Ceremonies to mark the Coming-of-Age Day in Japan were held online or outdoors Monday, with some municipalities canceling the event altogether to prevent the spread of the novel coronavirus amid a recent countrywide surge.
The customary indoor event was moved outside in the western city of Higashiosaka, Osaka Prefecture, to the Hanazono Rugby Stadium, as new adults congregated in the stands wearing kimono and suits.
Meanwhile, the city of Saitama near Tokyo streamed an online ceremony, which only included some new adults who assumed membership of its organizing committee.
Japan holds nationwide ceremonies on the second Monday of January for those who turned or will turn 20 by the end of the following March in their hometowns. The events often see women wear lavish kimono to mark the national holiday.
Yokohama, which counts around 37,000 new adults, boasts the largest group of youngsters across all municipalities in Japan. The city held official ceremonies multiple times at two separate venues, with staff disinfecting seats after every occasion.

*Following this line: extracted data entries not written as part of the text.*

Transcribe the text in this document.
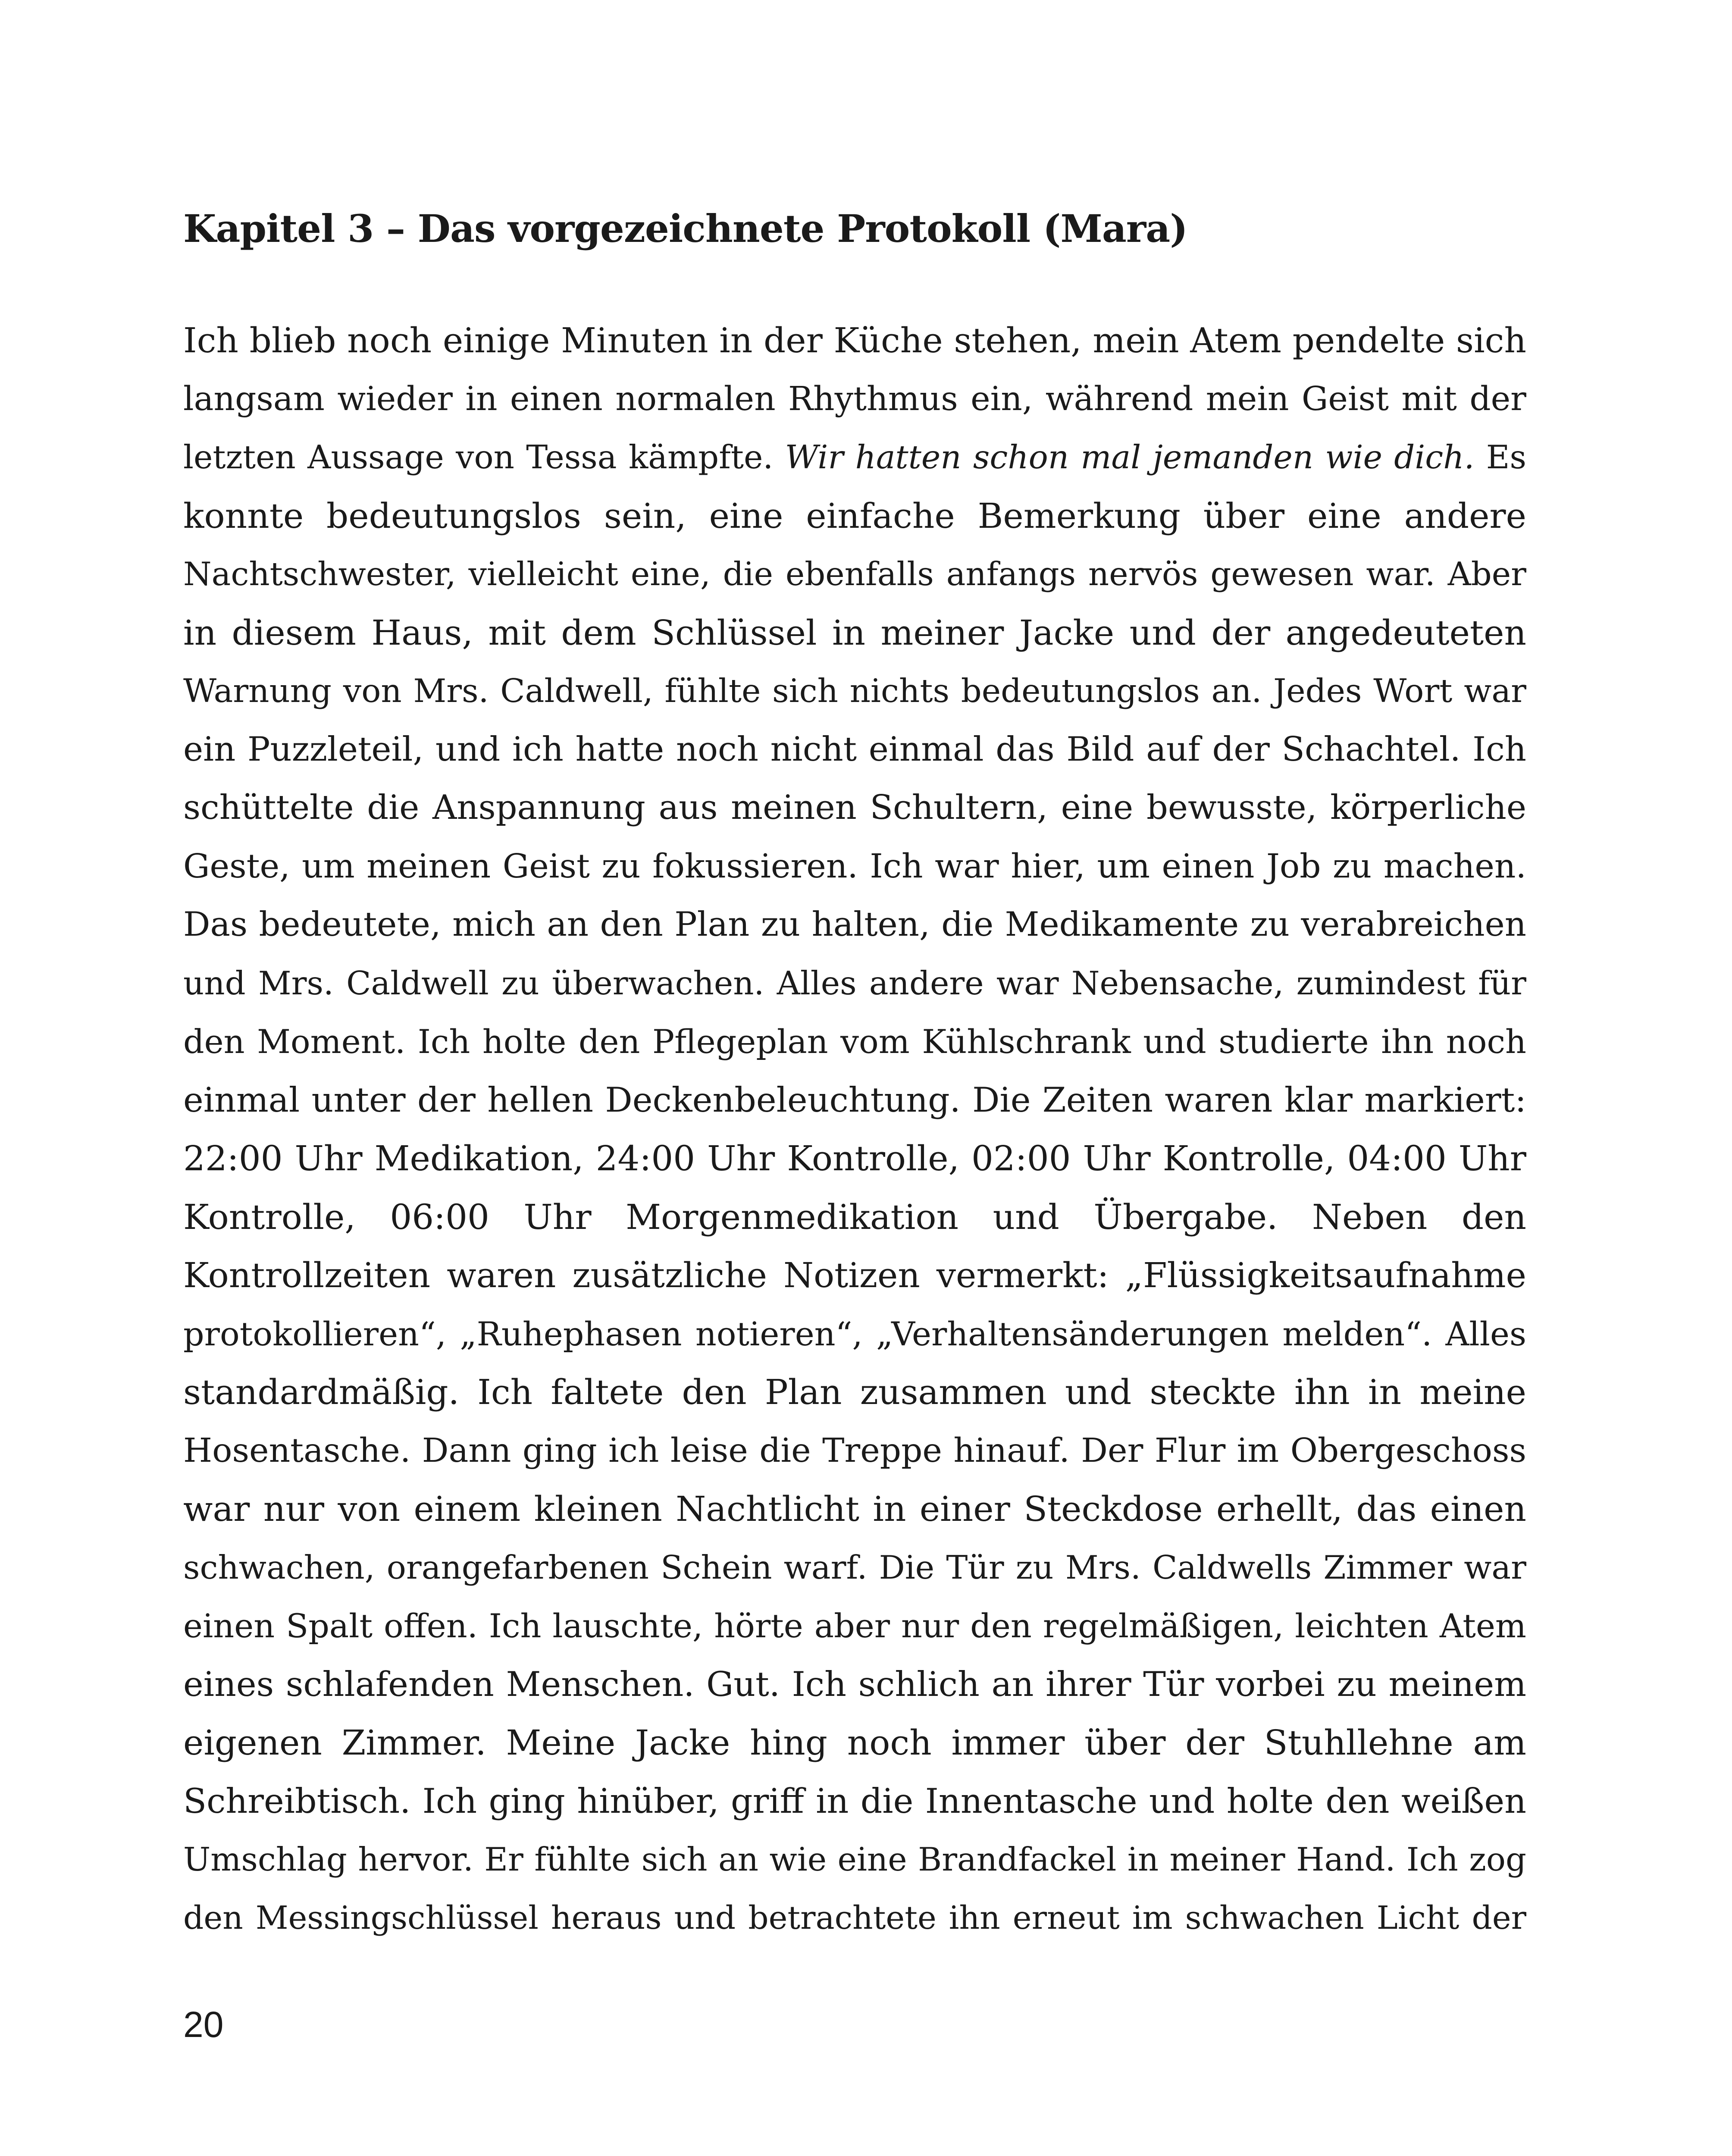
Kapitel 3 – Das vorgezeichnete Protokoll (Mara)
Ich blieb noch einige Minuten in der Küche stehen, mein Atem pendelte sich
langsam wieder in einen normalen Rhythmus ein, während mein Geist mit der
letzten Aussage von Tessa kämpfte. Wir hatten schon mal jemanden wie dich. Es
konnte bedeutungslos sein, eine einfache Bemerkung über eine andere
Nachtschwester, vielleicht eine, die ebenfalls anfangs nervös gewesen war. Aber
in diesem Haus, mit dem Schlüssel in meiner Jacke und der angedeuteten
Warnung von Mrs. Caldwell, fühlte sich nichts bedeutungslos an. Jedes Wort war
ein Puzzleteil, und ich hatte noch nicht einmal das Bild auf der Schachtel. Ich
schüttelte die Anspannung aus meinen Schultern, eine bewusste, körperliche
Geste, um meinen Geist zu fokussieren. Ich war hier, um einen Job zu machen.
Das bedeutete, mich an den Plan zu halten, die Medikamente zu verabreichen
und Mrs. Caldwell zu überwachen. Alles andere war Nebensache, zumindest für
den Moment. Ich holte den Pflegeplan vom Kühlschrank und studierte ihn noch
einmal unter der hellen Deckenbeleuchtung. Die Zeiten waren klar markiert:
22:00 Uhr Medikation, 24:00 Uhr Kontrolle, 02:00 Uhr Kontrolle, 04:00 Uhr
Kontrolle, 06:00 Uhr Morgenmedikation und Übergabe. Neben den
Kontrollzeiten waren zusätzliche Notizen vermerkt: „Flüssigkeitsaufnahme
protokollieren“, „Ruhephasen notieren“, „Verhaltensänderungen melden“. Alles
standardmäßig. Ich faltete den Plan zusammen und steckte ihn in meine
Hosentasche. Dann ging ich leise die Treppe hinauf. Der Flur im Obergeschoss
war nur von einem kleinen Nachtlicht in einer Steckdose erhellt, das einen
schwachen, orangefarbenen Schein warf. Die Tür zu Mrs. Caldwells Zimmer war
einen Spalt offen. Ich lauschte, hörte aber nur den regelmäßigen, leichten Atem
eines schlafenden Menschen. Gut. Ich schlich an ihrer Tür vorbei zu meinem
eigenen Zimmer. Meine Jacke hing noch immer über der Stuhllehne am
Schreibtisch. Ich ging hinüber, griff in die Innentasche und holte den weißen
Umschlag hervor. Er fühlte sich an wie eine Brandfackel in meiner Hand. Ich zog
den Messingschlüssel heraus und betrachtete ihn erneut im schwachen Licht der
20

"I wasn't worried about the coronavirus because there were lots of empty seats in the hall," said university student Mahiro Tomita, 20.
Tokyo's Suginami ward was the only district to hold a ceremony across the capital's 23 wards. The event was held four times, limited the number of participants and implemented measures to avoid the "3Cs" -- confined spaces, crowded places and close-contact settings.
"I would like everyone to avoid going out for drinks after the ceremony, and head straight home," said Suginami Mayor Ryo Tanaka.
Some university students from the event expressed mixed emotions concerning the ceremony, with 19-year-old Raizo Maeda revealing surprise at the large crowds.
"My friends who live in rural areas were unable to attend because of the pandemic, so I want to send them today's pictures," he said.
Officials from Shibuya ward in Tokyo, which has deferred a ceremony, were on standby at its venue to notify those unaware of the postponement.
"Usually, we see people dressed in kimono walking in this area during the day. We have no choice because of the pandemic, but it's a little sad," said a man who manages an eatery in Shibuya.